There was a signature Sexton silhouette; 1970s-inflected, with bold peak lapels, exaggerated shoulders, narrow waists and flared trousers. That’s not to say that the Sexton cut is all misty-eyed nostalgia — his knack for razor-sharp shapes and enjoyment of vivid colours enlisted a whole new generation of fans in the past decade, including Harry Styles — posturing as the proto-Mick Jagger in bubblegum-pink and canary-yellow suits — Mark Ronson and Adam Lambert.

For all the star-dusted lustre — Jarvis Cocker, a long-time fan since the narrow-tailored days of Pulp, made a point of raising a glass at Sexton’s newly renovated Savile Row store last November — Edward was focused on the cut and thrust of the tailoring trade itself.

He was a zealous advocate of harnessing a new generation of tailors with the skills to carry on the craft. He continued to innovate at an age when most men would be eyeing up retirement; in 2020 during the grip of the pandemic he was tempted back to the ‘Row by the Pollen Estate to bring some serious oomph to the rather lacklustre environment, opening a store with ready-to-wear run by creative director Dominic Sebag-Montefiore. He championed Savile Row’s community spirit over individual success; “what’s good for Savile Row is good for all of us in tailoring,” he once told me.

The apprentice who became the Elder Statesmen of Savile Row (even in the decades he was based in Knightsbridge) never lost that fervour.
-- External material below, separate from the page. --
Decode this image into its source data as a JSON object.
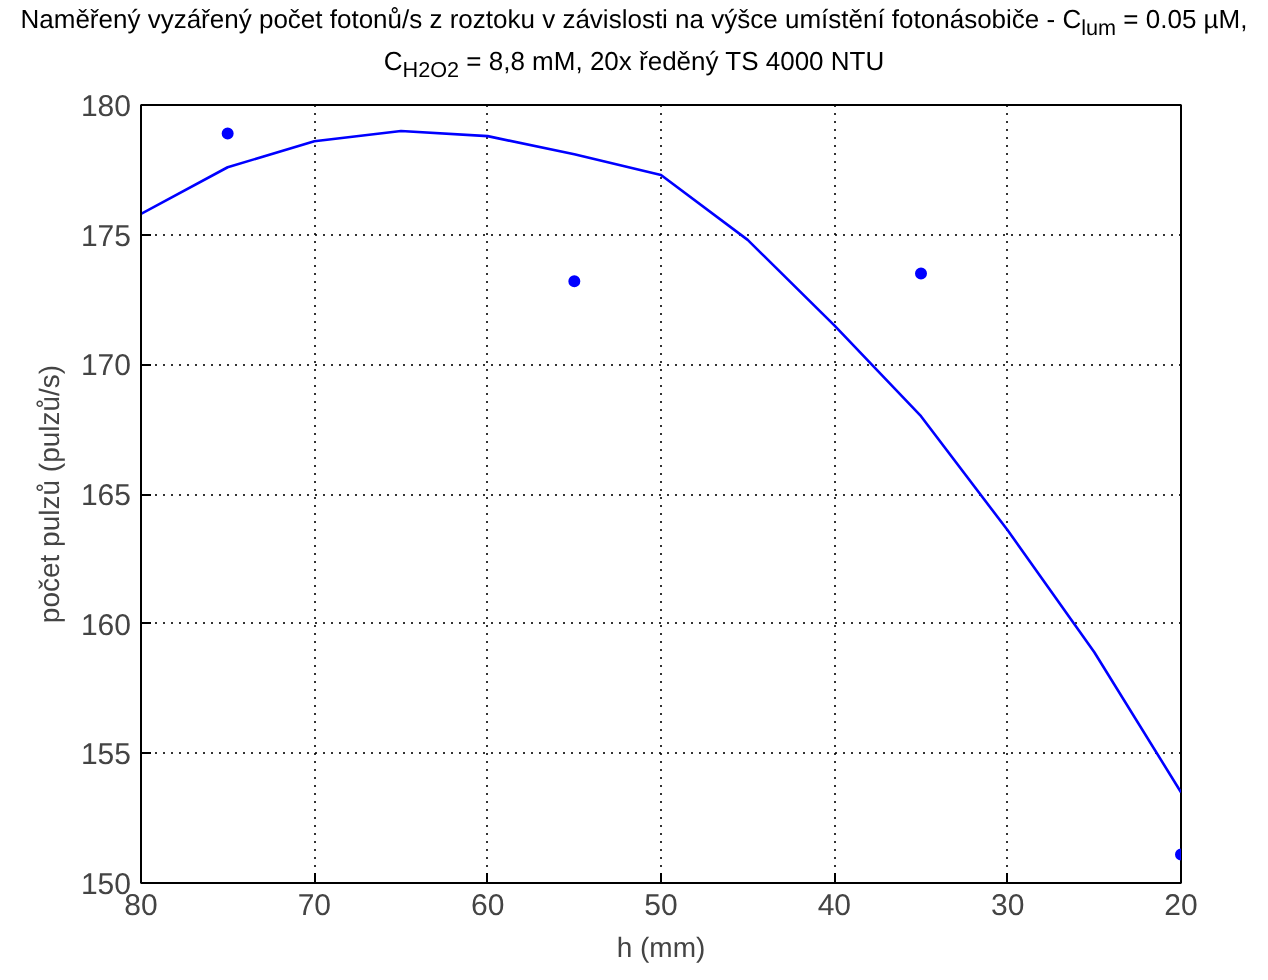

“He leaves behind him an extraordinary legacy in the fashion world,” said his family today. “And a reputation as one of the most talented, ambitious and influential tailors to have ever lived and someone who charmed everyone he met.”

He didn’t just master that trade that his father set him off to, he transformed and redefined it for a new generation. Sexton was as distinctive and singular as those suits he created, and stitched a new chapter in the history of British tailoring.